[This is part of Our Molding Makeover series]
Two weeks ago we decided to install moldings throughout our home. If this were a painting project, I would have immediately started scampering around wielding paint chips and constructing and demolishing intricate theories.
Until yesterday, however, I confined my molding-related activity to worried glances at vacant areas where architectural details might take root: doorways, baseboards, and the angle where the walls meet the ceiling. I wanted to make lists, but I didn’t know what I’d write down, or how the list would function. Would it be a series of actions to take? A shopping list? Criteria for design decisions? I had no process for breaking the project down into concrete steps, so for several days my mind scrambled around the problem, looking for purchase.
I needed to have a first step, however arbitrarily chosen, but I was worried about the consequences of any given beginning.
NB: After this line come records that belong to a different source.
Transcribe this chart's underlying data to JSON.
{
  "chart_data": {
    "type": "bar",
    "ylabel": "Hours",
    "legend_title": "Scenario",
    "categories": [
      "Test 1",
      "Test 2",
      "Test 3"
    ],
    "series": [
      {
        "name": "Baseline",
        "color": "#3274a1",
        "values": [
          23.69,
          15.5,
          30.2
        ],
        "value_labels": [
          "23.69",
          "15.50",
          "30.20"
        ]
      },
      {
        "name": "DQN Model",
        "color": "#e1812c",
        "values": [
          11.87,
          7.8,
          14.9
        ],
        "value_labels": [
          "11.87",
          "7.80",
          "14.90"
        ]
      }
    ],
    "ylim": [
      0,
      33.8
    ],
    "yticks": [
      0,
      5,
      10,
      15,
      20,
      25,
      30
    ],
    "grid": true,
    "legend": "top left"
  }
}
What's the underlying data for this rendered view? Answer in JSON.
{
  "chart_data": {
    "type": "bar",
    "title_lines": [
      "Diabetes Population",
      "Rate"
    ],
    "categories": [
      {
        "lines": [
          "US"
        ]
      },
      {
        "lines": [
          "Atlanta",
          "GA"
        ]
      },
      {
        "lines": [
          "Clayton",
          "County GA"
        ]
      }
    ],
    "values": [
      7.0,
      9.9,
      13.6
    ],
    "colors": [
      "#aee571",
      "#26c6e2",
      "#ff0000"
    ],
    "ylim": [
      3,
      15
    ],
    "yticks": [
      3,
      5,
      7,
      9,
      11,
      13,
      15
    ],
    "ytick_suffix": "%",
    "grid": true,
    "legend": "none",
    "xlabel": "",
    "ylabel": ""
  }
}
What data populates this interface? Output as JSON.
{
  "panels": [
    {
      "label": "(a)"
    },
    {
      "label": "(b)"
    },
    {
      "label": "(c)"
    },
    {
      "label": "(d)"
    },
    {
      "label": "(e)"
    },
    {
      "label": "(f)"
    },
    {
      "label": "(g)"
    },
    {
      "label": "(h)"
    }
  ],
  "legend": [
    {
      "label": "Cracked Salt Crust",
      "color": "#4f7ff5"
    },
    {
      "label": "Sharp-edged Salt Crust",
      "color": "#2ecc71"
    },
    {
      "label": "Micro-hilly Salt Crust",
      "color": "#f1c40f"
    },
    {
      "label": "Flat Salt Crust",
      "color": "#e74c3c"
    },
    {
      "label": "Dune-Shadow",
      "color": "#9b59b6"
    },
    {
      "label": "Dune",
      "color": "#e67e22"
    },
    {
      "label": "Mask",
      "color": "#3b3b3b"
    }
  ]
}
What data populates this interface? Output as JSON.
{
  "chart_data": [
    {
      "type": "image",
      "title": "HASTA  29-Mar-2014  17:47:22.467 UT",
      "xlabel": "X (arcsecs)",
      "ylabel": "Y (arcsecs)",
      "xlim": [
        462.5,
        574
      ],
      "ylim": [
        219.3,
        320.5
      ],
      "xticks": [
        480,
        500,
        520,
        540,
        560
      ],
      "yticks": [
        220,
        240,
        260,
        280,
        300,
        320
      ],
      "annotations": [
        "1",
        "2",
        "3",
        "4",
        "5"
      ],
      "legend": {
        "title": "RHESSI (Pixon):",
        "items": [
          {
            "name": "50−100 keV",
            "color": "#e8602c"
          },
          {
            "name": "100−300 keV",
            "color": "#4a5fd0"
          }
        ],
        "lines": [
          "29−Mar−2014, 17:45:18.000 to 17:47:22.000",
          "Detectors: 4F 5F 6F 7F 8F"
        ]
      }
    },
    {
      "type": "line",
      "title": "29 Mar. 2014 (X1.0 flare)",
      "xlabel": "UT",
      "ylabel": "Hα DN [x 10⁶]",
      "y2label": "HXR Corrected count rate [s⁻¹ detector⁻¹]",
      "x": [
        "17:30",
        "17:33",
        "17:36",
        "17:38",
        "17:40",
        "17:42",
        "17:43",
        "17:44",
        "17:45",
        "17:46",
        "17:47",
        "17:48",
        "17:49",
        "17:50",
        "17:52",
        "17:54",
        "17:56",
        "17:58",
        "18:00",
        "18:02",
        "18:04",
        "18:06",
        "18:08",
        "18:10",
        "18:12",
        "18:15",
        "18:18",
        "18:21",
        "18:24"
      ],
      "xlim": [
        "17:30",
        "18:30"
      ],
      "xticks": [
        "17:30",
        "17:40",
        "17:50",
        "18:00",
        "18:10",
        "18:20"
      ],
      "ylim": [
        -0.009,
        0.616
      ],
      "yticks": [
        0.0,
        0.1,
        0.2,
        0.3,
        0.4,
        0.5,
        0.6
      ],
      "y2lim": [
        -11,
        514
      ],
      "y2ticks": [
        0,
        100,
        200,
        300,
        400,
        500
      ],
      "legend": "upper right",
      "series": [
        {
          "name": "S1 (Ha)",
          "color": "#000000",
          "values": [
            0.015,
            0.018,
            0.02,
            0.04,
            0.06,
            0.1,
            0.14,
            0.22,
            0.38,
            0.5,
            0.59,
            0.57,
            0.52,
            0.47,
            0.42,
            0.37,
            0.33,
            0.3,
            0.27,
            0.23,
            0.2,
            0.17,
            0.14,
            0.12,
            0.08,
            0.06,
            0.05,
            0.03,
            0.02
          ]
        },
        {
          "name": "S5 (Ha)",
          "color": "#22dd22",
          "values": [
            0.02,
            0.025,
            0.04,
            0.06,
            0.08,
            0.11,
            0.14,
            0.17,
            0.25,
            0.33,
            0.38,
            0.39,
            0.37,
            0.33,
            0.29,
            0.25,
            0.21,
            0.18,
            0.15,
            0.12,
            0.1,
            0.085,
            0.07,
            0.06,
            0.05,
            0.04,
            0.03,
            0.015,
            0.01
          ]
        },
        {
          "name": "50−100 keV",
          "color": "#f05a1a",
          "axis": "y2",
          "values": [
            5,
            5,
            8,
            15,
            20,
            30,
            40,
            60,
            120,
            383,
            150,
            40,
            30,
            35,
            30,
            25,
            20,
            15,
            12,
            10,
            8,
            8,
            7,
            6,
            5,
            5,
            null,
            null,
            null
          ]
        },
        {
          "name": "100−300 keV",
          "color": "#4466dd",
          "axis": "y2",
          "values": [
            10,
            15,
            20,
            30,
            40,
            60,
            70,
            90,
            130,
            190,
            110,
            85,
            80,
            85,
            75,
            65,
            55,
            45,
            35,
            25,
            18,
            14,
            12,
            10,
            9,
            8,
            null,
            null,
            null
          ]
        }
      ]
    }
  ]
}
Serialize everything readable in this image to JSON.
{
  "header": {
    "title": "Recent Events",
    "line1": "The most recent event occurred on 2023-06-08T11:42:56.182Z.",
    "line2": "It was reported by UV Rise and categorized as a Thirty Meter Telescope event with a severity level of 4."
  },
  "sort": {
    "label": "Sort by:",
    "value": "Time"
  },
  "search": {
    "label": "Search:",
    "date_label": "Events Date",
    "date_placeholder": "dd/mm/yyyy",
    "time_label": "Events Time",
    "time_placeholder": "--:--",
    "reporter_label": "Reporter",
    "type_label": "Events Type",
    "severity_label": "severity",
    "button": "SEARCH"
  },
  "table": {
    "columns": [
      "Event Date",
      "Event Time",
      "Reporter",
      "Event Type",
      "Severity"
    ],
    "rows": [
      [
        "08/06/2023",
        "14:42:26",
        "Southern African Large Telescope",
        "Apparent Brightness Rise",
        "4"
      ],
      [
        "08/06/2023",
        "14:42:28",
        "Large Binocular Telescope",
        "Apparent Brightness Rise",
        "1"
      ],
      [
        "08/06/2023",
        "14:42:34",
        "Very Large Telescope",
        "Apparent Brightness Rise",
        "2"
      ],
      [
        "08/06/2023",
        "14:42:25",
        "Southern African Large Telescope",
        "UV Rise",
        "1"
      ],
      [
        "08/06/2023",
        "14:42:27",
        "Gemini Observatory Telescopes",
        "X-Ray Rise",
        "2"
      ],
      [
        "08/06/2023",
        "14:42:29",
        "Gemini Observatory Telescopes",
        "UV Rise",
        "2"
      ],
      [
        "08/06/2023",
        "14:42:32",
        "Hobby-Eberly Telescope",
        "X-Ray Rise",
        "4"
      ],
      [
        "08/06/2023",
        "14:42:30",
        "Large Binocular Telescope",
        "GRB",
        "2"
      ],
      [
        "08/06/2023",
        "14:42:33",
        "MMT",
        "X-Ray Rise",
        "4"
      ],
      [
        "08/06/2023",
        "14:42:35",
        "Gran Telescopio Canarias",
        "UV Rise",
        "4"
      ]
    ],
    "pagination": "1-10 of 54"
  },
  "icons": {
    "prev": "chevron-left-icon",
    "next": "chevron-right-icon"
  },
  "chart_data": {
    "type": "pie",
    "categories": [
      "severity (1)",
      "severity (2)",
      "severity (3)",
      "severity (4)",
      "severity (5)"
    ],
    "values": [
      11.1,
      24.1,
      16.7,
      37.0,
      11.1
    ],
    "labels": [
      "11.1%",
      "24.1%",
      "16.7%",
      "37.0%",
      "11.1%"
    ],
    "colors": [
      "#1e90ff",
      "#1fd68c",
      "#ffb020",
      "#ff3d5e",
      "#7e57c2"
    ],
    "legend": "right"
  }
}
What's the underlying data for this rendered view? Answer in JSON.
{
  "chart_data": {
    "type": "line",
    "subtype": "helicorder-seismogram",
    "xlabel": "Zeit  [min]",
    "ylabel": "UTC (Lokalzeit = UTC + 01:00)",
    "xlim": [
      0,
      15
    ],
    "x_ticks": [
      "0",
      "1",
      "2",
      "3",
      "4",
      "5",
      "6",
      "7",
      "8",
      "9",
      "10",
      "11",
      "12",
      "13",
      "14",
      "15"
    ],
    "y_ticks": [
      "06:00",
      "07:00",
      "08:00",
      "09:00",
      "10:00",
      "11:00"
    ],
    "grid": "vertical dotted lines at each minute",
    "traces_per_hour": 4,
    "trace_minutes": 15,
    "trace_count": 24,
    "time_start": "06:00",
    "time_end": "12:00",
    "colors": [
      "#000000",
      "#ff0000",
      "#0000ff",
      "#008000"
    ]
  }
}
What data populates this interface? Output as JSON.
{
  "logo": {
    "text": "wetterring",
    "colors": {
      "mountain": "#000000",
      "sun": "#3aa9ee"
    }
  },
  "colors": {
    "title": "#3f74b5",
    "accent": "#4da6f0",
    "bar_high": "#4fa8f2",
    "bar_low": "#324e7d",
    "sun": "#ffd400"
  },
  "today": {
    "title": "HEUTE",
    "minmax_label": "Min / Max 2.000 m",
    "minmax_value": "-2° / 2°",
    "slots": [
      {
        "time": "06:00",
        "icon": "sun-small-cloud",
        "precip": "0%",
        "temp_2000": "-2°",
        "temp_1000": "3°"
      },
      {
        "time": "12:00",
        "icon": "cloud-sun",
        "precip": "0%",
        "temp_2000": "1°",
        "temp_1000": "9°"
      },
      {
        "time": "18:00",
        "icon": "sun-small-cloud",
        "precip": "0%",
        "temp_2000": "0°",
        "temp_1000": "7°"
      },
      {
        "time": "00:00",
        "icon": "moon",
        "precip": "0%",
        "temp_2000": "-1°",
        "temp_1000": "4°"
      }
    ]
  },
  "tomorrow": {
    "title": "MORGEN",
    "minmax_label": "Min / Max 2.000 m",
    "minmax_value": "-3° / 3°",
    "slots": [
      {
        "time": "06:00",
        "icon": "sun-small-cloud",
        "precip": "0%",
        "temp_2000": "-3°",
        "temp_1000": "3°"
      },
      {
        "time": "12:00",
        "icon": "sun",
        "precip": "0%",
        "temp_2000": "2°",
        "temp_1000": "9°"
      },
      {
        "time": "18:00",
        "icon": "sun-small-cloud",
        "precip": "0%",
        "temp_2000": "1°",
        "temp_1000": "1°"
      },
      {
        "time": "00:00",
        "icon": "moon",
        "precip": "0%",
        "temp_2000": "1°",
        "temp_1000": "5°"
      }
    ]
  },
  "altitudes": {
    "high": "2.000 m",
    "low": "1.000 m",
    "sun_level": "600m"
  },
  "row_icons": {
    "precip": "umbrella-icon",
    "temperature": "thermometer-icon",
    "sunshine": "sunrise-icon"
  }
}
Perhaps it would be prudent to start with a budget. That seemed implausible, first, because I have no idea how much moldings will cost, and second because we intend to work incrementally, primarily with money drawn from each paycheck. There’s bound to be an exciting burst of activity in March when I get my annual bonus, but for me “three months” might as well be “three years,” or “three generations.” Unless I’m at work, I find it hard to plan for a project that far in the future. So, no up-front budget.
The philosopher and literary scholar in me feels that I should absolutely master architectural detail, then use that mastery to derive an ideal home moldings package. That approach is both unrealistic and unnecessary. It’s nearly impossible to review existing literature on any topic in one’s spare time. I’m simply not going to do that. More importantly, Ken is already an expert, and it’s redundant for me to bone up, too.
In the end, my very sense of bewilderment gave birth to an appropriate list. I knew that we couldn’t do the entire house at once, so I composed a series of pros and cons for beginning in three of the four main rooms: kitchen, home office, master bedroom. My list for the kitchen looked like this:
- What with cooking, eating, doing dishes and reading the morning paper, we spend a lot of time there.
- It’s a public space, so we can lead oohing and ahhing visitors like my parents through there without the creepiness that attaches to a bedroom tour.
- It’s a work space, and Ken excels at designing beautiful spaces that accommodate my work habits.
- Since my first floor has a quasi-open plan, the room serves two primary functions — cooking and eating — and defining the dining area will be a pleasant challenge.
- In feng shui terms, the area encompasses the finance, fame and marriage areas of the home. Since we’re getting married soon, it seems auspicious to fix up the space.
- The open floor plan makes it hard to define where the kitchen begins and ends — the temptation is to let the project back up into the entryway, guest bathroom, and living room.
- I’m worried about the expense. People like to spend money on their kitchens, and items from dish towels to appliances are priced accordingly. We will have to fight budget creep at every step.
- The cabinets are cheap and nasty, and may look icky against actual moldings. See #2 above.
- Ken originally insisted on starting with new tile, and I found it daunting to commit to the expense, time and disruption that would entail before beginning our molding project.
- It’s a relatively cluttered space, what with cabinets, vents, lighting fixtures and outlets, and I had no idea how to design moldings around these modern necessities.
When I read this list to Ken, he dismissed Cons three, four and five out of hand. We will hold the line on making any other changes until we have moldings through the whole house. Also, as the finish carpenter, he knows how to adapt our design to the specifics of the space. It’s a mistake to puzzle over details that we can only resolve once the project is underway.
With a little discipline, my first two objections can become reasons to press forward. The kitchen and dining area need architectural detail precisely because the vaguely modernist floor plan leaves rooms ill-defined. The entryway doesn’t just complicate design: it confuses us and our visitors daily with multiple, conflicting cues. As for the expense, I’d like to start formulating principles for reducing budget creep now, while there’s still time. That way we can apply what we learn from the kitchen to other rooms.